Molecular dynamics (MD) has matured into a powerful tool for studying dynamics and function of proteins with atomistic and femtosecond resolutions. Typical MD simulations (~microsecond timescale) produce large trajectories of high-dimensional data. A great challenge is to extract useful information about important protein properties from such large (terra- to petabytes) datasets.
Tremendous progress made in machine learning (ML) technologies has been utilized to automate, accelerate and improve accuracy of analysis of MD data . This has been demonstrated e.g. through identification of global conformational states of proteins, discovery of novel ligand binding sites and allosteric mechanisms for a wide range of proteins .
The project aims to develop and apply a novel machine learning based methodology that combines molecular dynamics with neural networks for analysis of large biomolecular simulation datasets. The tools will be tested on and applied for analysis of extensive all-atom MD simulations of the mRNA capping enzymes, namely RNMT, Capping Enzyme, and CAPAM . These enzymes are responsible for construction of the cap structure at the 5’ end of the pre-mRNA transcripts, which is required for efficient gene expression and regulation in eukaryotic cells.
The project will proceed under an established collaboration  with Professor Vicky Cowling from the School of Life Sciences (2nd supervisor of the project), an expert in capping enzymes. This will allow direct biochemical testing and validation of computational predictions.
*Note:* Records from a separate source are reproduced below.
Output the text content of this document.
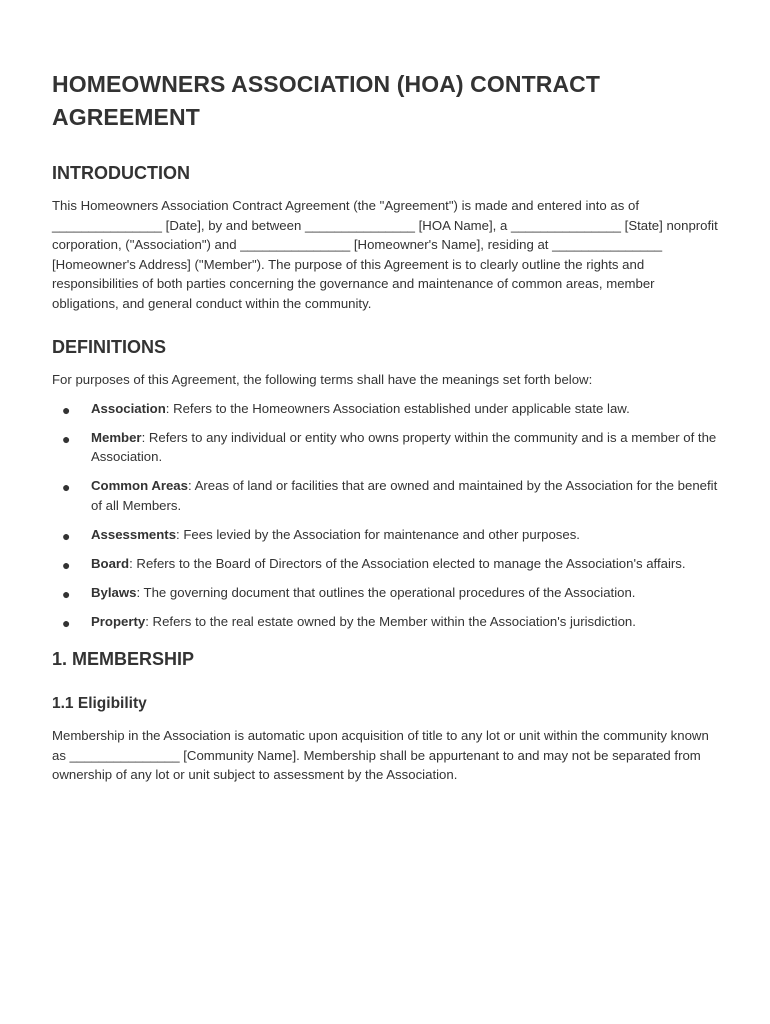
HOMEOWNERS ASSOCIATION (HOA) CONTRACT AGREEMENT
INTRODUCTION

This Homeowners Association Contract Agreement (the "Agreement") is made and entered into as of _______________ [Date], by and between _______________ [HOA Name], a _______________ [State] nonprofit corporation, ("Association") and _______________ [Homeowner's Name], residing at _______________ [Homeowner's Address] ("Member"). The purpose of this Agreement is to clearly outline the rights and responsibilities of both parties concerning the governance and maintenance of common areas, member obligations, and general conduct within the community.

DEFINITIONS

For purposes of this Agreement, the following terms shall have the meanings set forth below:

● Association: Refers to the Homeowners Association established under applicable state law.
● Member: Refers to any individual or entity who owns property within the community and is a member of the Association.
● Common Areas: Areas of land or facilities that are owned and maintained by the Association for the benefit of all Members.
● Assessments: Fees levied by the Association for maintenance and other purposes.
● Board: Refers to the Board of Directors of the Association elected to manage the Association's affairs.
● Bylaws: The governing document that outlines the operational procedures of the Association.
● Property: Refers to the real estate owned by the Member within the Association's jurisdiction.
1. MEMBERSHIP
1.1 Eligibility

Membership in the Association is automatic upon acquisition of title to any lot or unit within the community known as _______________ [Community Name]. Membership shall be appurtenant to and may not be separated from ownership of any lot or unit subject to assessment by the Association.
A particular focus will be placed on understanding mechanisms of allosteric regulation of the capping enzymes. It is known that the human Capping Enzyme is regulated by the C-terminal domain of RNA Polymerase-II, whereas human RNMT – by a mini-protein RAM. However, fine details of such long-range allosteric communication are not available. In addition to understanding the mechanisms of enzymes’ recruitment to the transcription site and gene expression regulation, this will offer opportunities for developing allosteric modulators, a new strategy in drug discovery. The impact and potential of the capping enzymes as promising drug targets was recently evidenced by a spinout project RNACapRx led by Vicky Cowling and the Drug Discovery Unit in Dundee.
The developed ML framework will be made available to the community and will enhance analysis of MD data for a wide range of proteins.
1. F. Noé et al. Machine Learning for Molecular Simulation, Annual Review of Physical Chemistry (2020) 71:361-390.
2. O. Fleetwood et al. Molecular insights from conformational ensembles via machine learning. Biophysical Journal (2020) 118: 765-780.
3. a) M. Bage et al. A novel RNA pol II CTD interaction site on the mRNA capping enzyme is essential for its allosteric activation. Nucleic Acids Research (2021) gkab130; b) J. Bueren-Calabuig et al. Mechanism of allosteric activation of human mRNA cap methyltransferase (RNMT) by RAM: insights from accelerated molecular dynamics simulations. Nucleic Acids Research (2019) 47:8675–8692.